The story repeated itself at another school, in Nairobi, Kenya, as well as in an informal settlement in Durban, South Africa. Each time, Ieropoulos vowed to return. Though the pandemic has delayed his promise, he is resolute about continuing his work—it is a moral and legal obligation. “We've made a commitment to ourselves and to the pupils,” he says. “That's why we need to go back.”
Urine as fertilizer
Modern day industrial systems perpetuate the broken cycle of nutrients. When plants grow, they use up nutrients the soil. We eat the plans and excrete some of the nutrients we pass them into rivers and oceans. As a result, farmers must keep fertilizing the fields while our waste keeps fertilizing the waterways, where the algae, overfertilized with nitrogen, phosphorous and other nutrients grows out of control, sucking up oxygen that other marine species need to live. Few global communities remain untouched by the related challenges this broken chain create: insufficient clean water, food, and energy, and too much human and animal waste.
The Rich Earth Institute in Vermont runs a community-wide urine nutrient recovery program, which collects urine from homes and businesses, transports it for processing, and then supplies it as fertilizer to local farms.
One solution to this broken cycle is reclaiming urine and returning it back to the land. The Rich Earth Institute in Vermont is one of several organizations around the world working to divert and save urine for agricultural use. “The urine produced by an adult in one day contains enough fertilizer to grow all the wheat in one loaf of bread,” states their website.
Notably, while urine is not entirely sterile, it tends to harbor fewer pathogens than feces. That’s largely because urine has less organic matter and therefore less food for pathogens to feed on, but also because the urinary tract and the bladder have built-in antimicrobial defenses that kill many germs. In fact, the Rich Earth Institute says it’s safe to put your own urine onto crops grown for home consumption. Nonetheless, you’ll want to dilute it first because pee usually has too much nitrogen and can cause “fertilizer burn” if applied straight without dilution. Other projects to turn urine into fertilizer are in progress in Niger, South Africa, Kenya, Ethiopia, Sweden, Switzerland, The Netherlands, Australia, and France.

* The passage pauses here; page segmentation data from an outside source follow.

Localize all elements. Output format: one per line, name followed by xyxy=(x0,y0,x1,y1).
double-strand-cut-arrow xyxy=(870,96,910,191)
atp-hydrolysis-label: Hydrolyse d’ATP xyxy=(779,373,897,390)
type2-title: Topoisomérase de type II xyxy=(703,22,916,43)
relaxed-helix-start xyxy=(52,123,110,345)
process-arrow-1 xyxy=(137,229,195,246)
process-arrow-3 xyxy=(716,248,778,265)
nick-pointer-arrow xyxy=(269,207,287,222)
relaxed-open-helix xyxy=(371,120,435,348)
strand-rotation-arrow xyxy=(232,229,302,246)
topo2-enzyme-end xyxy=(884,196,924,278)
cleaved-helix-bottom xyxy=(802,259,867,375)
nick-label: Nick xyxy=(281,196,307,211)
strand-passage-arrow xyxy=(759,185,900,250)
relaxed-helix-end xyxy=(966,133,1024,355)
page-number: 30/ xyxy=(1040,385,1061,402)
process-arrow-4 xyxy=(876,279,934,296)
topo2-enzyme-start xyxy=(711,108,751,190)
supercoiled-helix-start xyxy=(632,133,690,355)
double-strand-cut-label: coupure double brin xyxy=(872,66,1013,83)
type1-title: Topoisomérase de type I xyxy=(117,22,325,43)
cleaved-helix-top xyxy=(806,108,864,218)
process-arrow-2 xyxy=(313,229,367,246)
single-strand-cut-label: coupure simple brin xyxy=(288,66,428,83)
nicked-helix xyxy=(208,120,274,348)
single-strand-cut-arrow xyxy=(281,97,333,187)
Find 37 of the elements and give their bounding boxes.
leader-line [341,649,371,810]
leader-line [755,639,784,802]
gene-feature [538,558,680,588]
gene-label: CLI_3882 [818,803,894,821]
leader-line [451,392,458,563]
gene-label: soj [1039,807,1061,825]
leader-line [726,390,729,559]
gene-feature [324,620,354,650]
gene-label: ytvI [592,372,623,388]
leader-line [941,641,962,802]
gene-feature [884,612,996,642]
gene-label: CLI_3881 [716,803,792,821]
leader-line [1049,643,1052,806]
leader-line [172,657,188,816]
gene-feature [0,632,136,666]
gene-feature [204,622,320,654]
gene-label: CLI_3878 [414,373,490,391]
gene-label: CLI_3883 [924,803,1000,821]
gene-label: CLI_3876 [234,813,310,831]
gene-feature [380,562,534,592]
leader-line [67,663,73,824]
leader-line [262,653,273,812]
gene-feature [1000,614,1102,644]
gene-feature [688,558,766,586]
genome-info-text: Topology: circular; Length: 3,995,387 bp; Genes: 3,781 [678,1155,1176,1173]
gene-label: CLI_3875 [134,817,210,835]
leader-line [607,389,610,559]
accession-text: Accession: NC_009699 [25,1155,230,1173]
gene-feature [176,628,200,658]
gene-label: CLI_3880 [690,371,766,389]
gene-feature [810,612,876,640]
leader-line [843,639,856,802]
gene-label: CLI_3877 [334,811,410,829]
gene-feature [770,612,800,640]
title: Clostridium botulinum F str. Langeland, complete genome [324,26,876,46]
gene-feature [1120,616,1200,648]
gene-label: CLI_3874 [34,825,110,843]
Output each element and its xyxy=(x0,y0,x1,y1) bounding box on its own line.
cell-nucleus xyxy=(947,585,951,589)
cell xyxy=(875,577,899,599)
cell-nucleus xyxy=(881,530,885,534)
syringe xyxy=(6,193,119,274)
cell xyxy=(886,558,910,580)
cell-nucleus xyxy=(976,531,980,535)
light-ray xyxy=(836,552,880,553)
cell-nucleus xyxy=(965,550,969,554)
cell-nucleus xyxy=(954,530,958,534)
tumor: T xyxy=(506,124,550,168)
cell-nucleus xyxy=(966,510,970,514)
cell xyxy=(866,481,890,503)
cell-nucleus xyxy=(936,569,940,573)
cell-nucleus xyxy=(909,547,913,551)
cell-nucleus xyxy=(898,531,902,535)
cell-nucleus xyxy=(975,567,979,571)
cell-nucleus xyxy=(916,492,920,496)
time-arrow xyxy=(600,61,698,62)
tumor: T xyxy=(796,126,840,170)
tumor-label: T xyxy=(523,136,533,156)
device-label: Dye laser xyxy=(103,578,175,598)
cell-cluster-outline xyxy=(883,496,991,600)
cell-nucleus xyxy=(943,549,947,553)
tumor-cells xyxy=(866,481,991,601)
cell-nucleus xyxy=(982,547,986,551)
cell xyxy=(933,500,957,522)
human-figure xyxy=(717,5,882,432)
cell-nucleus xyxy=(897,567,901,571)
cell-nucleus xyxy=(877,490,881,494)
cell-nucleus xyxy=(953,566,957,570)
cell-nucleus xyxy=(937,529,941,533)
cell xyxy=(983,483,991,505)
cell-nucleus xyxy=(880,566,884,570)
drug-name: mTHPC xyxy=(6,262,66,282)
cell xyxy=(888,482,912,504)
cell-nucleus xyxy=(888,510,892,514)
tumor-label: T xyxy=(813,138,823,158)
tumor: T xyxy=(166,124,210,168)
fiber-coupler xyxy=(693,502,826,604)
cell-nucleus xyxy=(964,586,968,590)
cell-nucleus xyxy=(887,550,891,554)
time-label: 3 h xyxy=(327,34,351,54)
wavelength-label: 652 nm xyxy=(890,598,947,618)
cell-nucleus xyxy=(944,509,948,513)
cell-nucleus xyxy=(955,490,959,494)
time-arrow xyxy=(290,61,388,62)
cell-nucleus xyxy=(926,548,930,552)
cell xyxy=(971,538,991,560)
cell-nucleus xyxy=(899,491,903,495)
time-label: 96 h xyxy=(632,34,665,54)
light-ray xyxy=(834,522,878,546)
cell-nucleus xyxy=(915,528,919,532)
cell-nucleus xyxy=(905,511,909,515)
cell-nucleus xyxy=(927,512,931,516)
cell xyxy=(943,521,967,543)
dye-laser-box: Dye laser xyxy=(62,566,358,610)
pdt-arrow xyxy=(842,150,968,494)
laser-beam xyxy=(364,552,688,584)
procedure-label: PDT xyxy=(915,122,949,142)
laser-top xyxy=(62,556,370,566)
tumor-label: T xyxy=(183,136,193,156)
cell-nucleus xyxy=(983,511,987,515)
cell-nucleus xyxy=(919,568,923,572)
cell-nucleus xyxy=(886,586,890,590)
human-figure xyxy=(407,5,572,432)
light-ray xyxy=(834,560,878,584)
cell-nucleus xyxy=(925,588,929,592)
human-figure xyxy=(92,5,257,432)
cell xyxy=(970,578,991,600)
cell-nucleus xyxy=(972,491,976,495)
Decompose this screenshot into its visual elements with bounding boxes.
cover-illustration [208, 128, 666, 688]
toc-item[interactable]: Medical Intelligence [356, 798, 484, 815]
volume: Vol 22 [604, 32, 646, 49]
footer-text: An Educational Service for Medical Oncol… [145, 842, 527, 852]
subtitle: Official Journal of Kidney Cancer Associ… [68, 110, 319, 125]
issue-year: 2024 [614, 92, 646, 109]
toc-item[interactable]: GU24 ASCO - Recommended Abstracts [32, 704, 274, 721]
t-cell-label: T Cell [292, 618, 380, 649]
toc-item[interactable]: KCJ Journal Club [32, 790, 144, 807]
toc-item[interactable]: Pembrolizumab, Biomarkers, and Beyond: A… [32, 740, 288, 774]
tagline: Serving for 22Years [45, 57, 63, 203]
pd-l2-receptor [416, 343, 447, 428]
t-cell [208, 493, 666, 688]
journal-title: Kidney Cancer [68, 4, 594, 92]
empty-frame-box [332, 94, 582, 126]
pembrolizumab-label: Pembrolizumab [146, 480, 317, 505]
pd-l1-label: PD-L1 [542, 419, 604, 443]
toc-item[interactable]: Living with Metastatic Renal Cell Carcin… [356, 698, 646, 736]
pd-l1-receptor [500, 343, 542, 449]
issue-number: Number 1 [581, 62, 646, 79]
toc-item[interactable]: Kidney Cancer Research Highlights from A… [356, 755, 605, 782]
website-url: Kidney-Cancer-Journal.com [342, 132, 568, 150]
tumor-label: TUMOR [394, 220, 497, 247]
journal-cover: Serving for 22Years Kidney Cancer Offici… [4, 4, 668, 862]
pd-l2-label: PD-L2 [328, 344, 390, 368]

Eleven years ago, the Institute started a program that collects urine from homes and businesses, transports it for processing, and then supplies it as fertilizer to local farms. By 2021, the program included 180 donors producing over 12,000 gallons of urine each year. This urine is helping to fertilize hay fields at four partnering farms. Orner, the West Virginia professor, sees it as a success story. “They've shown how you can do this right--implementing it at a community level scale."